Very slow opening GUI?

My defs are (at the moment) up to date, 100725-1, and I’m pretty sure what I’ll describe was with the previous version active, probably this morning’s (100725-0 ).

For a while early this afternoon ET, if I clicked on “open … interface” from the tooltray-icon menu, it took a long time for the avast interface to appear, probably the better part of two minutes. Going on line and doing a repair didn’t help any, nor did a reboot … once it finally did open, neither avast (full scan, including default archives) nor SAS nor MBAM (free versions in both cases, quick scans) found any problems.

Whatever it was now seems to be cleaned up so the interface now opens properly. Did anyone else run into this today, and was it maybe a glitch in the “engine” part of 100725-0 corrected in the later -1 update?

Hi Mike

Thank you for the comments; I haven’t seen any other tickets as yet through the support system reporting this, but I will keep my eye out for any; I can then collate them together to see if we can get a better idea of the cause of this, or whether it was just a simple glitch.

Best,
Adam

@ Adam,

Some people have reported on the forum that 1) the GUI with .594 is slow to change in between clicking within the GUI, and 2) if you leave the GUI on a particular page it returns to that page instead of the Summary/Main page. I believe Vlk mentioned that #2 was being fixed with the next upgrade, but perhaps you can look into this to confirm. Thanks.

Running XP-Home SP3 on a Celeron 2.2ghz, with only 256 meg RAM will make everything slow.

My XP Pro with 1.5GB RAM is so slow compared to my Windows 7 system.

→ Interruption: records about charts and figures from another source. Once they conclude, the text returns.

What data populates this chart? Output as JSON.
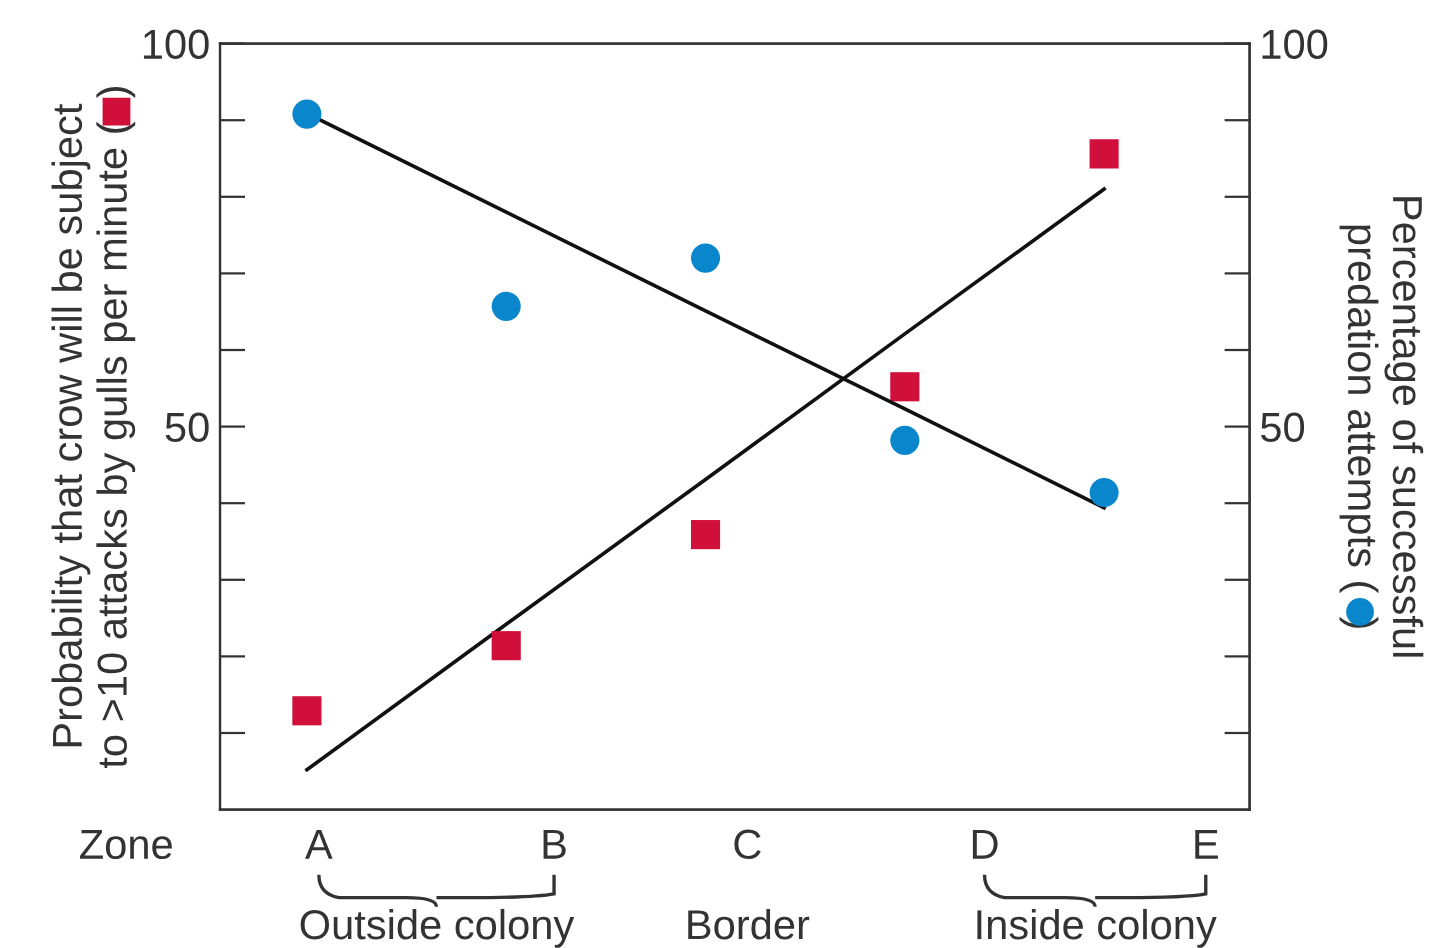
{
  "chart_data": {
    "type": "scatter",
    "xlabel": "Zone",
    "ylabel": "Probability that crow will be subject\nto >10 attacks by gulls per minute (  )",
    "y2label": "Percentage of successful\npredation attempts (  )",
    "categories": [
      null,
      null,
      null,
      null,
      null
    ],
    "ylim": [
      0,
      100
    ],
    "yticks": [
      {
        "value": 10,
        "label": null
      },
      {
        "value": 20,
        "label": null
      },
      {
        "value": 30,
        "label": null
      },
      {
        "value": 40,
        "label": null
      },
      50,
      {
        "value": 60,
        "label": null
      },
      {
        "value": 70,
        "label": null
      },
      {
        "value": 80,
        "label": null
      },
      {
        "value": 90,
        "label": null
      },
      100
    ],
    "y2lim": [
      0,
      100
    ],
    "y2ticks": [
      {
        "value": 10,
        "label": null
      },
      {
        "value": 20,
        "label": null
      },
      {
        "value": 30,
        "label": null
      },
      {
        "value": 40,
        "label": null
      },
      50,
      {
        "value": 60,
        "label": null
      },
      {
        "value": 70,
        "label": null
      },
      {
        "value": 80,
        "label": null
      },
      {
        "value": 90,
        "label": null
      },
      100
    ],
    "series": [
      {
        "marker": "square",
        "color": "#d0103a",
        "values": [
          12.9,
          21.4,
          35.9,
          55.2,
          85.6
        ]
      },
      {
        "marker": "circle",
        "color": "#0a86cc",
        "axis": "y2",
        "values": [
          90.8,
          65.7,
          72.0,
          48.2,
          41.4
        ]
      },
      {
        "type": "line",
        "color": "#111111",
        "values": [
          5.2,
          24.2,
          43.1,
          62.1,
          81.0
        ]
      },
      {
        "type": "line",
        "color": "#111111",
        "axis": "y2",
        "values": [
          90.9,
          78.0,
          65.1,
          52.3,
          39.4
        ]
      }
    ],
    "annotations": [
      "A",
      "B",
      "C",
      "D",
      "E",
      "Outside colony",
      "Border",
      "Inside colony"
    ],
    "grid": false
  }
}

@YoKenny You assume that it has always been slow. If you bother to read the post, Mike says that the problem was there for a brief time and now seems to be fixed.

YoKenny, you seem to have a hangup of some kind about my RAM, seems like every time I post about a problem you’re sure my relatively low 256K is at least partly to blame. But I’m not into streaming video or audio, and everything else on the system works just fine.

This system’s about 7 years old, and probably hasn’t too much longer to go. And when it does come time to replace it, assuming (as appears quite likely) that history repeats itself, I’ll probably wind up with much more computer for no more than I paid for this one. The timing will probably work out just about right for the end of support for XP SP3, and I do know darned well I’ll need considerably more computer for Win 7 (or whatever the standard OS for new systems is by then). In the meantime, what I’ve got works fine for me, and nearly everyone else agrees that that’s the best working definition of how much a user needs.

Best,
Mike

Oops, almost forgot – thanks, Adam, for the “informal ticket” on the posted problem, although it looks like it’s already been corrected, possibly by the next def update.